Kuroi estremeceu, sentindo-se impelido a recuar um passo.
-C-como é que sabe quem eu sou? Por favor, levante a cabeça! - Disse o rapaz, sem saber como reagir.
A idosa assentiu com o mesmo sorriso gentil.
-É impossível esconder uma energia tão grande de quem lida com ela há mais de um século.
-Ainda assim, por favor... prefiro ser tratado como um visitante normal....

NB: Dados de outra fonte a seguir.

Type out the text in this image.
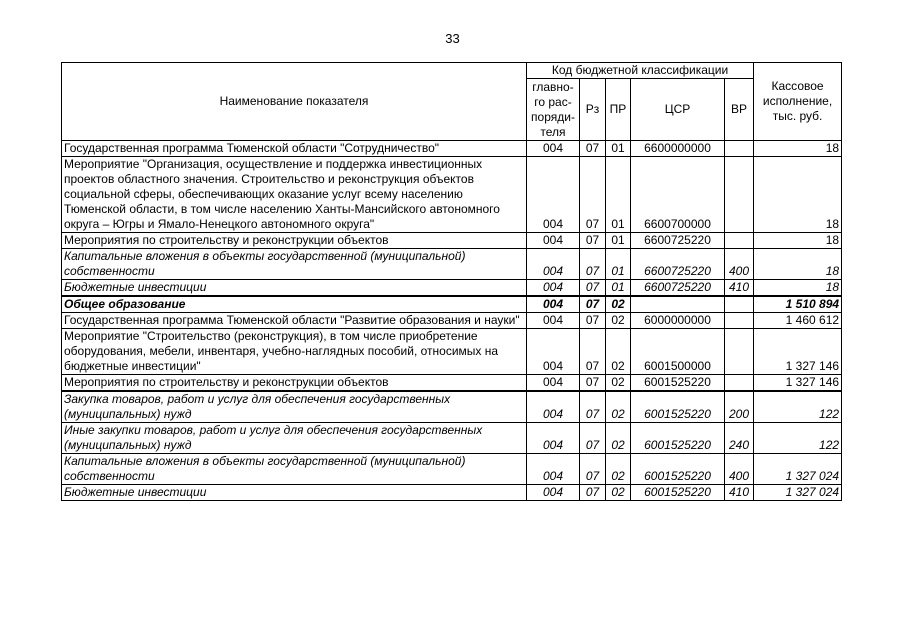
33
Наименование показателя	Код бюджетной классификации					Кассовое исполнение, тыс. руб.
	главно-го рас-поряди-теля	Рз	ПР	ЦСР	ВР	
Государственная программа Тюменской области "Сотрудничество"	004	07	01	6600000000		18
Мероприятие "Организация, осуществление и поддержка инвестиционных проектов областного значения. Строительство и реконструкция объектов социальной сферы, обеспечивающих оказание услуг всему населению Тюменской области, в том числе населению Ханты-Мансийского автономного округа – Югры и Ямало-Ненецкого автономного округа"	004	07	01	6600700000		18
Мероприятия по строительству и реконструкции объектов	004	07	01	6600725220		18
Капитальные вложения в объекты государственной (муниципальной) собственности	004	07	01	6600725220	400	18
Бюджетные инвестиции	004	07	01	6600725220	410	18
Общее образование	004	07	02			1 510 894
Государственная программа Тюменской области "Развитие образования и науки"	004	07	02	6000000000		1 460 612
Мероприятие "Строительство (реконструкция), в том числе приобретение оборудования, мебели, инвентаря, учебно-наглядных пособий, относимых на бюджетные инвестиции"	004	07	02	6001500000		1 327 146
Мероприятия по строительству и реконструкции объектов	004	07	02	6001525220		1 327 146
Закупка товаров, работ и услуг для обеспечения государственных (муниципальных) нужд	004	07	02	6001525220	200	122
Иные закупки товаров, работ и услуг для обеспечения государственных (муниципальных) нужд	004	07	02	6001525220	240	122
Капитальные вложения в объекты государственной (муниципальной) собственности	004	07	02	6001525220	400	1 327 024
Бюджетные инвестиции	004	07	02	6001525220	410	1 327 024
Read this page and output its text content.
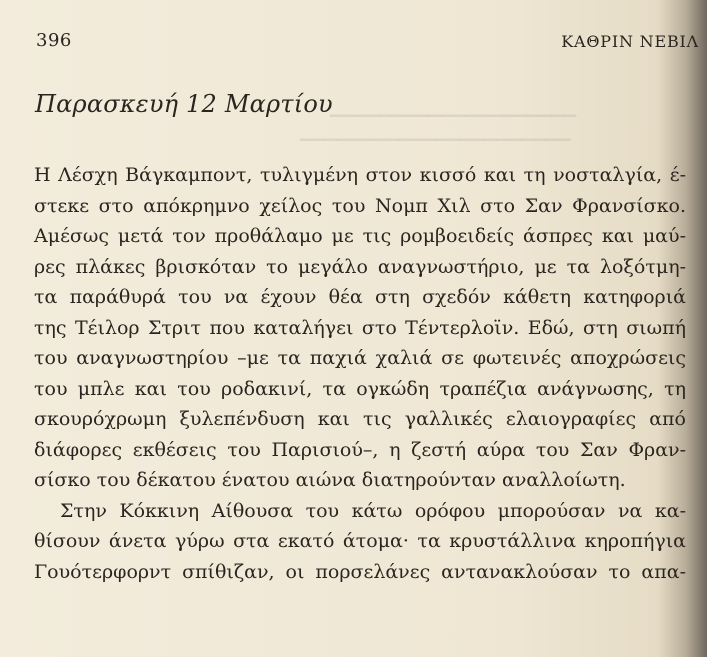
▁▁▁▁▁▁▁▁▁▁▁▁▁▁▁▁▁▁▁▁
▁▁▁▁▁▁▁▁▁▁▁▁▁▁▁▁▁▁▁▁▁▁
396	ΚΑΘΡΙΝ ΝΕΒΙΛ
Παρασκευή 12 Μαρτίου
Η Λέσχη Βάγκαμποντ, τυλιγμένη στον κισσό και τη νοσταλγία, έ-
στεκε στο απόκρημνο χείλος του Νομπ Χιλ στο Σαν Φρανσίσκο.
Αμέσως μετά τον προθάλαμο με τις ρομβοειδείς άσπρες και μαύ-
ρες πλάκες βρισκόταν το μεγάλο αναγνωστήριο, με τα λοξότμη-
τα παράθυρά του να έχουν θέα στη σχεδόν κάθετη κατηφοριά
της Τέιλορ Στριτ που καταλήγει στο Τέντερλοϊν. Εδώ, στη σιωπή
του αναγνωστηρίου –με τα παχιά χαλιά σε φωτεινές αποχρώσεις
του μπλε και του ροδακινί, τα ογκώδη τραπέζια ανάγνωσης, τη
σκουρόχρωμη ξυλεπένδυση και τις γαλλικές ελαιογραφίες από
διάφορες εκθέσεις του Παρισιού–, η ζεστή αύρα του Σαν Φραν-
σίσκο του δέκατου ένατου αιώνα διατηρούνταν αναλλοίωτη.
Στην Κόκκινη Αίθουσα του κάτω ορόφου μπορούσαν να κα-
θίσουν άνετα γύρω στα εκατό άτομα· τα κρυστάλλινα κηροπήγια
Γουότερφορντ σπίθιζαν, οι πορσελάνες αντανακλούσαν το απα-
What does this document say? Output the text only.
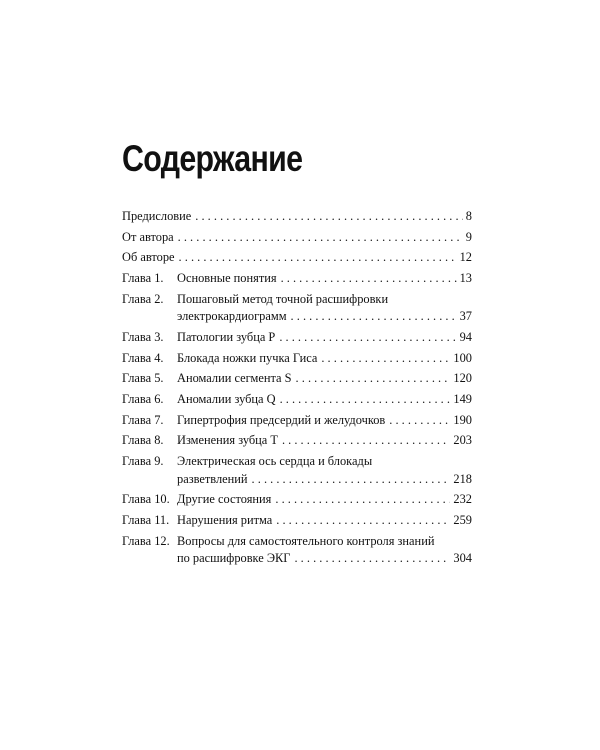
Содержание
Предисловие . . .	8
От автора . . .	9
Об авторе . . .	12
Глава 1.	Основные понятия . . .	13
Глава 2.	Пошаговый метод точной расшифровки
электрокардиограмм . . .	37
Глава 3.	Патологии зубца Р . . .	94
Глава 4.	Блокада ножки пучка Гиса . . .	100
Глава 5.	Аномалии сегмента S . . .	120
Глава 6.	Аномалии зубца Q . . .	149
Глава 7.	Гипертрофия предсердий и желудочков . . .	190
Глава 8.	Изменения зубца Т . . .	203
Глава 9.	Электрическая ось сердца и блокады
разветвлений . . .	218
Глава 10. Другие состояния . . .	232
Глава 11. Нарушения ритма . . .	259
Глава 12. Вопросы для самостоятельного контроля знаний
по расшифровке ЭКГ . . .	304
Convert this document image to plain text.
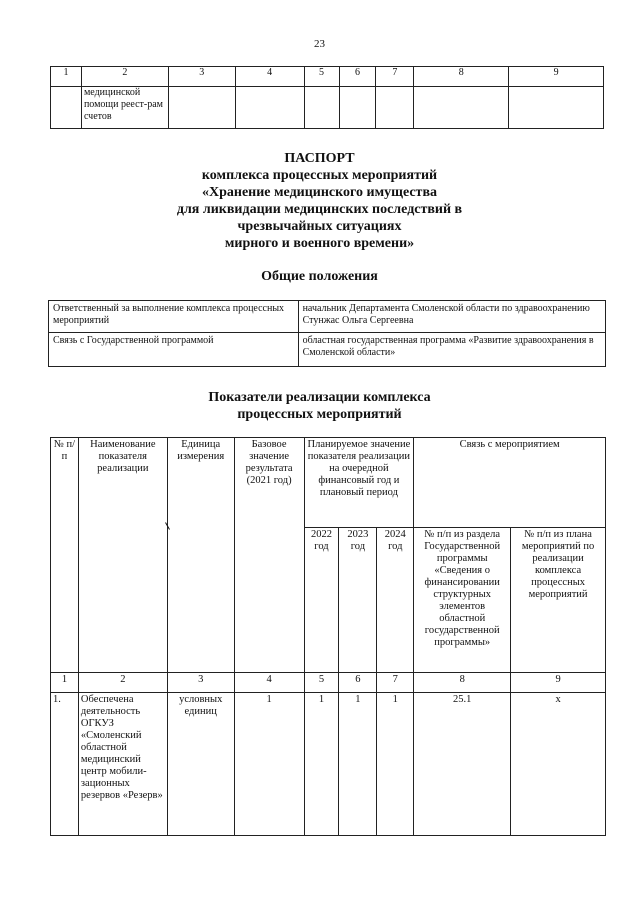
23
1	2	3	4	5	6	7	8	9
	медицинской помощи реест-рам счетов							
ПАСПОРТ
комплекса процессных мероприятий
«Хранение медицинского имущества
для ликвидации медицинских последствий в
чрезвычайных ситуациях
мирного и военного времени»
Общие положения
Ответственный за выполнение комплекса процессных мероприятий	начальник Департамента Смоленской области по здравоохранению Стунжас Ольга Сергеевна
Связь с Государственной программой	областная государственная программа «Развитие здравоохранения в Смоленской области»
Показатели реализации комплекса
процессных мероприятий
№ п/п	Наименование показателя реализации	Единица измерения	Базовое значение результата (2021 год)	Планируемое значение показателя реализации на очередной финансовый год и плановый период			Связь с мероприятием	
				2022 год	2023 год	2024 год	№ п/п из раздела Государственной программы «Сведения о финансировании структурных элементов областной государственной программы»	№ п/п из плана мероприятий по реализации комплекса процессных мероприятий
1	2	3	4	5	6	7	8	9
1.	Обеспечена деятельность ОГКУЗ «Смоленский областной медицинский центр мобили-зационных резервов «Резерв»	условных единиц	1	1	1	1	25.1	х
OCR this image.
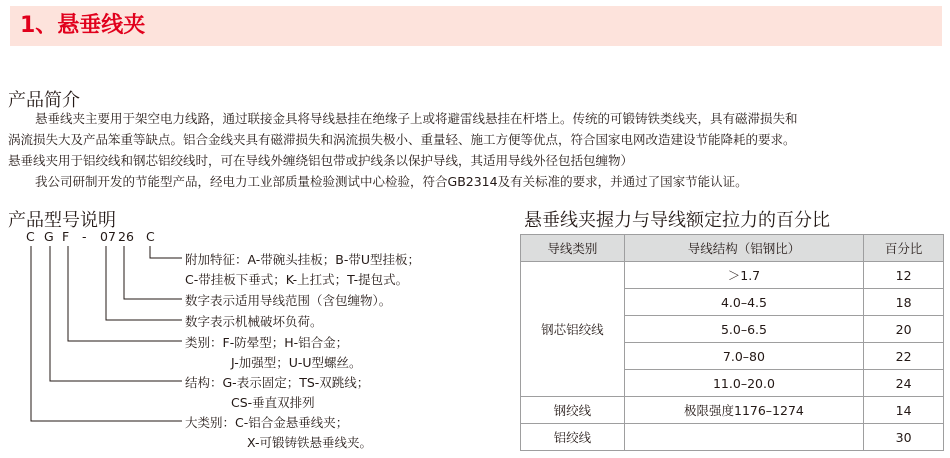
1、悬垂线夹
产品简介
悬垂线夹主要用于架空电力线路，通过联接金具将导线悬挂在绝缘子上或将避雷线悬挂在杆塔上。传统的可锻铸铁类线夹，具有磁滞损失和
涡流损失大及产品笨重等缺点。铝合金线夹具有磁滞损失和涡流损失极小、重量轻、施工方便等优点，符合国家电网改造建设节能降耗的要求。
悬垂线夹用于铝绞线和钢芯铝绞线时，可在导线外缠绕铝包带或护线条以保护导线，其适用导线外径包括包缠物）
我公司研制开发的节能型产品，经电力工业部质量检验测试中心检验，符合GB2314及有关标准的要求，并通过了国家节能认证。
产品型号说明	悬垂线夹握力与导线额定拉力的百分比
C G F - 07 26 C
附加特征：A-带碗头挂板；B-带U型挂板；
C-带挂板下垂式；K-上扛式；T-提包式。
数字表示适用导线范围（含包缠物）。
数字表示机械破坏负荷。
类别：F-防晕型；H-铝合金；
J-加强型；U-U型螺丝。
结构：G-表示固定；TS-双跳线；
CS-垂直双排列
大类别：C-铝合金悬垂线夹；
X-可锻铸铁悬垂线夹。
导线类别	导线结构（铝钢比）	百分比
钢芯铝绞线	＞1.7	12
	4.0–4.5	18
	5.0–6.5	20
	7.0–80	22
	11.0–20.0	24
钢绞线	极限强度1176–1274	14
铝绞线		30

-Assim seja. - Respondeu a Mestre. - Sinto que todos vocês são pessoas de bem. Devem estar cansados, vou mandar preparar-vos quartos. Amanhã, de dia, poderão visitar o templo com um dos nossos Irmãos.
Em menos de meia hora, tudo estava pronto a recebê-los por essa noite. Kuroi, tendo pela primeira vez em muito tempo um quarto só para si, debruçou-se no parapeito da janela e ficou algum tempo a fitar a maravilhosa paisagem nocturna de Sayden. Ainda se sentia um pouco nervoso por ter sido reconhecido tão facilmente como um dos Sucessores, mas calculou que o facto de ser recebido com honras pelos guardiães significasse que Tyfar sabia do regresso dos Sucessores e não lhe desejava impôr obstáculos.
Viu uma ave cortar os céus na sua direcção e logo estendeu o braço para a receber.
-Almoço! - Exclamou baixinho, com um sorriso. - Estava a começar a perguntar-me o que era feito de ti.
O falcão, que os seguira em vôo distante desde Hodes, piou baixinho, como se percebesse que não devia fazer barulho naquele local, e deslocou-se do braço de Kuroi para o parapeito. O rapaz fechou as portadas da janela, lançou um último olhar à cidade adormecida e caminhou lentamente na direcção da cama de lençóis brancos que o esperava, com todos os pensamentos no dia seguinte.